Tot slot heeft KPN betoogd dat Mooney het octrooi niet kan anticiperen, omdat daarin niet wordt geopenbaard dat een toegangsverzoek van een terminal kan worden geweigerd in de attach-fase, waartoe het hoofdverzoek nu juist is beperkt. Mooney gaat volgens KPN enkel over het weigeren van toegang tot een dataverbinding (PDP context), niet over het initiële verbinden met het netwerk (network attach). De rechtbank gaat hier niet in mee. Mooney maakt duidelijk onderscheid tussen idle terminals en active terminals. Idle terminals zijn nog niet verbonden met het netwerk en moeten eerst een toegangsverzoek doen (zoals een network attach) om actief te worden. Pas daarna kan de terminal een dataverzoek doen (PDP context). De gemiddelde vakman zal begrijpen dat dit impliceert dat de terminal eerst moet ‘attachen’ en dat het octrooi en Mooney in dit opzicht vergelijkbaar zijn. Hiermee oordeelt de rechtbank dat kenmerken 5, 6 en 9 van conclusies 13 en 14 van octrooi EP 033 niet nieuw zijn, omdat deze al worden geopenbaard in Mooney.

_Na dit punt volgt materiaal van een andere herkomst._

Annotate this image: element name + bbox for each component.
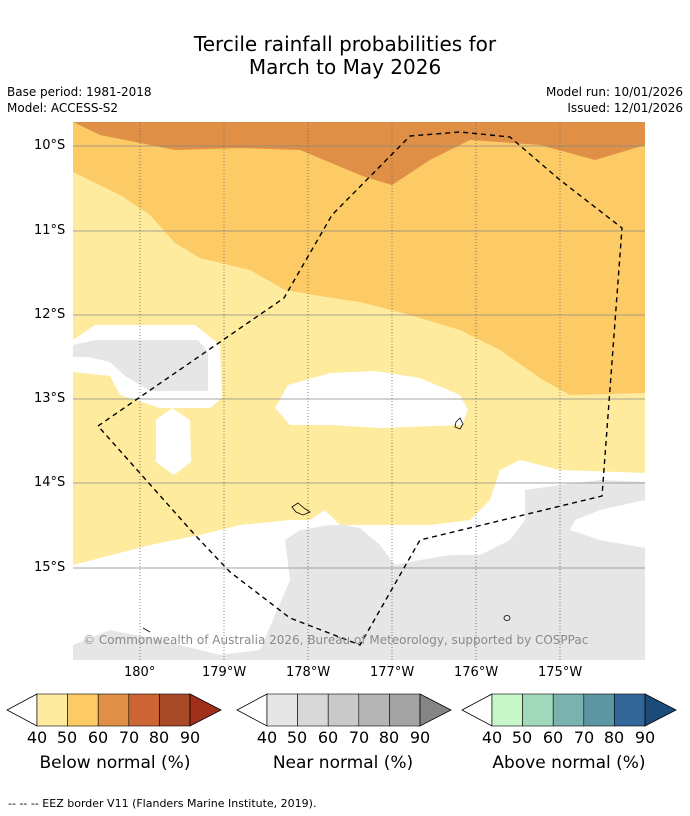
colorbar-cell	[389, 693, 421, 727]
lat-label-13s: 13°S	[34, 391, 66, 406]
forecast-map	[73, 122, 645, 660]
tick-label: 40	[256, 728, 278, 747]
tick-label: 40	[26, 728, 48, 747]
model-name: Model: ACCESS-S2	[7, 101, 119, 115]
colorbar-cell	[97, 693, 130, 727]
tick-label: 70	[573, 728, 595, 747]
copyright-notice: © Commonwealth of Australia 2026, Bureau…	[83, 633, 589, 647]
tick-label: 90	[634, 728, 656, 747]
colorbar-under-triangle	[461, 693, 493, 727]
colorbar-below-normal	[6, 693, 222, 727]
lon-label-176w: 176°W	[454, 665, 499, 680]
tick-label: 80	[148, 728, 170, 747]
tick-label: 60	[542, 728, 564, 747]
base-period: Base period: 1981-2018	[7, 85, 152, 99]
colorbar-cell	[297, 693, 329, 727]
colorbar-under-triangle	[6, 693, 38, 727]
lon-label-179w: 179°W	[202, 665, 247, 680]
colorbar-cell	[128, 693, 160, 727]
colorbar-cell	[614, 693, 646, 727]
tick-label: 80	[378, 728, 400, 747]
white-patch-small	[156, 408, 191, 475]
colorbar-above-label: Above normal (%)	[492, 753, 646, 773]
tick-label: 70	[348, 728, 370, 747]
colorbar-cell	[522, 693, 554, 727]
colorbar-above-normal	[461, 693, 677, 727]
colorbar-cell	[36, 693, 68, 727]
colorbar-cell	[67, 693, 99, 727]
colorbar-cell	[358, 693, 390, 727]
below-normal-50-region	[73, 122, 645, 395]
grid-lines	[73, 145, 645, 569]
eez-footnote: -- -- -- EEZ border V11 (Flanders Marine…	[8, 797, 317, 810]
colorbar-over-triangle	[419, 693, 452, 727]
lon-label-178w: 178°W	[286, 665, 331, 680]
issued-date: Issued: 12/01/2026	[567, 101, 683, 115]
lat-label-14s: 14°S	[34, 475, 66, 490]
tick-label: 50	[511, 728, 533, 747]
lat-label-11s: 11°S	[34, 223, 66, 238]
below-normal-60-region	[73, 122, 645, 185]
near-normal-40-region	[73, 480, 645, 660]
tick-label: 90	[409, 728, 431, 747]
tick-label: 80	[603, 728, 625, 747]
white-patch-central	[275, 371, 468, 428]
colorbar-cell	[583, 693, 615, 727]
tick-label: 50	[286, 728, 308, 747]
colorbar-cell	[491, 693, 523, 727]
lon-label-177w: 177°W	[370, 665, 415, 680]
colorbar-near-normal	[236, 693, 452, 727]
model-run: Model run: 10/01/2026	[545, 85, 683, 99]
island-wallis	[454, 417, 464, 430]
tick-label: 40	[481, 728, 503, 747]
colorbar-under-triangle	[236, 693, 268, 727]
colorbar-below-label: Below normal (%)	[39, 753, 191, 773]
lat-label-10s: 10°S	[34, 138, 66, 153]
lat-label-15s: 15°S	[34, 560, 66, 575]
colorbar-cell	[552, 693, 585, 727]
colorbar-cell	[327, 693, 360, 727]
lat-label-12s: 12°S	[34, 307, 66, 322]
colorbar-over-triangle	[644, 693, 677, 727]
colorbar-cell	[159, 693, 191, 727]
island-futuna	[291, 502, 311, 516]
island-small	[503, 615, 511, 621]
tick-label: 70	[118, 728, 140, 747]
tick-label: 50	[56, 728, 78, 747]
tick-label: 60	[87, 728, 109, 747]
island-tiny	[142, 627, 151, 633]
tick-label: 60	[317, 728, 339, 747]
title-line-2: March to May 2026	[248, 55, 442, 79]
eez-border	[96, 131, 623, 646]
lon-label-180: 180°	[124, 665, 156, 680]
colorbar-cell	[266, 693, 298, 727]
colorbar-over-triangle	[189, 693, 222, 727]
tick-label: 90	[179, 728, 201, 747]
colorbar-near-label: Near normal (%)	[272, 753, 414, 773]
near-normal-patch-west	[73, 340, 208, 391]
title-line-1: Tercile rainfall probabilities for	[193, 32, 497, 56]
lon-label-175w: 175°W	[538, 665, 583, 680]
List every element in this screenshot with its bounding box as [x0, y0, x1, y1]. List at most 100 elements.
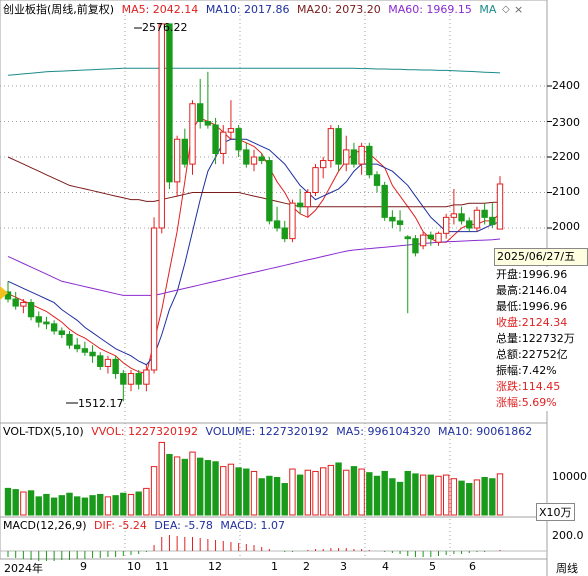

De rechtbank komt tot het oordeel dat conclusie 13 van EP 033 volledig wordt geanticipeerd door Mooney. Omdat conclusie 13 afhankelijk is van conclusie 1, en die kenmerken daarin ook zitten, geldt voor conclusie 1 hetzelfde: ook die is niet nieuw. Conclusies 2 en 14, die zien op een access deny time interval, zijn niet duidelijk en ondubbelzinnig geopenbaard in Mooney, maar om vanuit Mooney tot een access deny interval te komen in plaats van een grant access interval, is voor de hand liggend voor de gemiddelde vakman. Dus conclusies 2 en 14 van EP 033 zijn niet inventief. De rechtbank vernietigt het Nederlandse deel van EP 033 en veroordeelt KPN in de proceskosten.

4.30. Mooney openbaart als voorbeelden van ‘access terminals’ in de zin van die aanvrage onder meer smart phones (in [0029]). De vakpersoon weet dat een smart phone op de prioriteitsdatum zowel M2M toepassingen als toepassingen die wel onmiddellijke overdracht vereisen, kan uitvoeren. Dat is door KPN ook niet betwist.

4.31. Zoals hiervoor opgemerkt, was een smart phone uit de stand van de techniek, waarop Mooney onder meer ziet, in staat om M2M applicaties uit te voeren. Die apparaten zijn daartoe dan ook geconfigureerd in die zin dat geen nadere aanpassingen van die terminals nodig is om M2M applicaties te kunnen uitvoeren, waarmee dit kenmerk geopenbaard is.

4.48. Conclusies 2 en 14 zien op een access deny time interval. Hiervoor is vastgesteld dat zo’n interval niet duidelijk en ondubbelzinnig is geopenbaard in Mooney. Om uitgaande van Mooney te komen tot een access deny interval in plaats van een grant access interval, is niet inventief. Mooney, gepubliceerd eind oktober 2007 en dus minder dan een jaar voor de onbetwiste prioriteitsdatum van het octrooi, ligt op hetzelfde terrein als EP 033 en ziet op de oplossing van een vergelijkbaar probleem, waarmee het een realistisch uitgangspunt is voor inventiviteit. Het verschilkenmerk is dan dat Mooney een grant access time interval openbaart en niet een access deny interval. Voor zover aan dit verschil al een technisch effect kan worden toegekend, is dit het bieden van een alternatief voor het verschaffen van een grant access time slot. De vakpersoon zal dan zonder inventieve werkzaamheden komen tot de complementaire situatie, te weten een access deny time slot.

Daarmee valt ook het doek voor conclusies 2 en 14.